In the early 19th century, many medical doctors in Europe and America were critical of the medical practices common at the time. Various alternative methods of health care were proposed and attempted. One particular system of natural-oriented care in the United States was given the the name "Hygiene".

“Hygiene represents a return to that pristine mode of living that emerged with man when he first appeared on the earth; it is a revival of something precious that had been all but lost during the course of ages...” H. Shelton, 1968.

Sylvester Graham sought to revolutionize the diet and health practices of the country in the 1830s and 1840s. He taught the benefits of vegetarianism when the American diet was based largely on meat and white bread as fruit and vegetables were not considered nutritious. He became a well known and controversial lecturer on what became know as the Grahamite philosophy. His views on food led to riots in Boston, as his prescriptions for health interfered with commerce. He lectured in New York City in 1832 on the Hygienic means of preventing and treating cholera. Phenomenal results were achieved for cholera patients in applying the simple Hygienic rules for all acute disease: "rest in bed, stay warm and abstain from all food until health returns."
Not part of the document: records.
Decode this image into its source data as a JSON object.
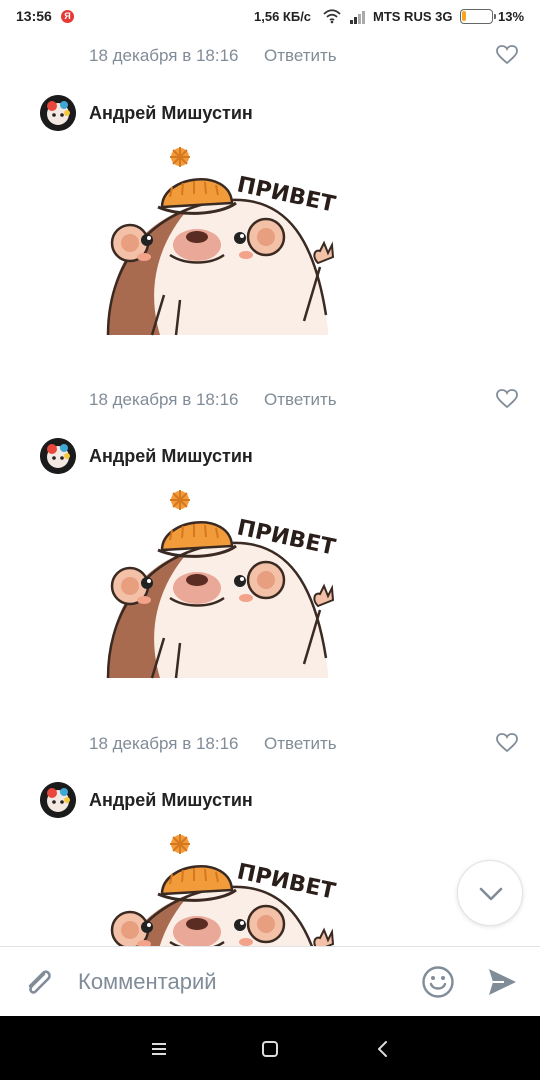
{
  "status_bar": {
    "time": "13:56",
    "yandex_badge": "Я",
    "speed": "1,56 КБ/с",
    "carrier": "MTS RUS 3G",
    "battery_percent": "13%",
    "battery_level": 0.13,
    "battery_color": "#f5a623",
    "wifi_icon": "wifi-icon",
    "signal_icon": "signal-icon"
  },
  "feed": {
    "meta_rows": [
      {
        "date": "18 декабря в 18:16",
        "reply": "Ответить",
        "like_icon": "heart-outline-icon"
      },
      {
        "date": "18 декабря в 18:16",
        "reply": "Ответить",
        "like_icon": "heart-outline-icon"
      },
      {
        "date": "18 декабря в 18:16",
        "reply": "Ответить",
        "like_icon": "heart-outline-icon"
      }
    ],
    "comments": [
      {
        "author": "Андрей Мишустин",
        "sticker_text": "ПРИВЕТ",
        "sticker_name": "hedgehog-hello-sticker"
      },
      {
        "author": "Андрей Мишустин",
        "sticker_text": "ПРИВЕТ",
        "sticker_name": "hedgehog-hello-sticker"
      },
      {
        "author": "Андрей Мишустин",
        "sticker_text": "ПРИВЕТ",
        "sticker_name": "hedgehog-hello-sticker"
      }
    ]
  },
  "scroll_button": {
    "icon": "chevron-down-icon"
  },
  "comment_bar": {
    "placeholder": "Комментарий",
    "attach_icon": "paperclip-icon",
    "emoji_icon": "smiley-icon",
    "send_icon": "send-icon",
    "accent_color": "#818c99"
  },
  "nav_bar": {
    "menu_icon": "menu-icon",
    "home_icon": "home-square-icon",
    "back_icon": "back-chevron-icon"
  }
}
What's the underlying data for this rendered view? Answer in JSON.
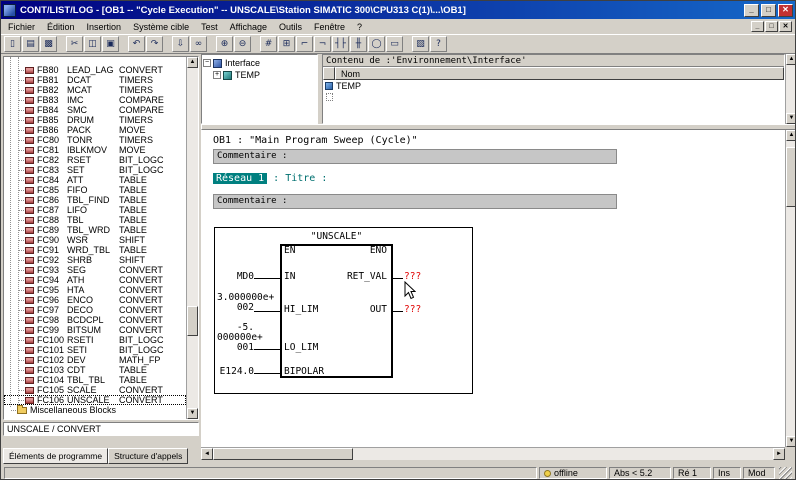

Herbert M. Shelton (1895–1985) was a prominent pacifist, Naturopathic Doctor, and champion of the original Natural Hygiene ideas from the 1830s to 1970s. Despite ongoing legal battles with the medical field throughout his career which led to lawsuits, fines, financial ruin, and imprisonment, he tirelessly devoted his entire life to the cause of Natural Hygiene.  He wrote many books and other teaching materials to bring Natural Hygiene to the public. He opened schools in Natural Hygiene and founded the American Society of Natural Hygienists. Shelton had many admirers who saw him as a great inspirational leader and a natural healer. Mahatma Gandhi is said to have relied on Dr. Shelton's writing on fasting, and before the outbreak of World War II had invited Dr. Shelton to visit him in India. Ghandi had referred to Volume III of The Hygienic System throughout his fasting career.


 


T.C. Fry was a student of Shelton and carried the torch of Natural Hygiene until his death in 1996. He was a great educator, writer and health counselor who introduced many to Natural Hygiene. He used bulk mail to send millions of leaflets and publications across America.

An eighth grade dropout, T. C. was entirely self-taught with Dr. Shelton's works as his foundation. He had overcome many long standing health problems through Natural Hygiene, and with devoted fervor made it his calling to spread the message. He usually worked for little or no compensation, and what profits he did earn went back into printing and mailing out his literature to health seekers. Among T.C. Fry's enterprises were a hygienic fasting center in Texas and his Healthful Living magazine which flourished in the 1980s with 30,000 subscribers.

T.C. Fry's greatest contribution was the immense 108-lesson Life Science/Natural Hygiene course he wrote in 1982. The Transformation Institute's Essential Natural Hygiene Course is distilled from these writings. Among his students were "Fit for Life" authors Marilyn and Harvey Diamond, and the world-renowned motivational teacher and author, Anthony Robbins. Fit for Life, published in 1985, became the all-time best seller in diet and nutrition in history.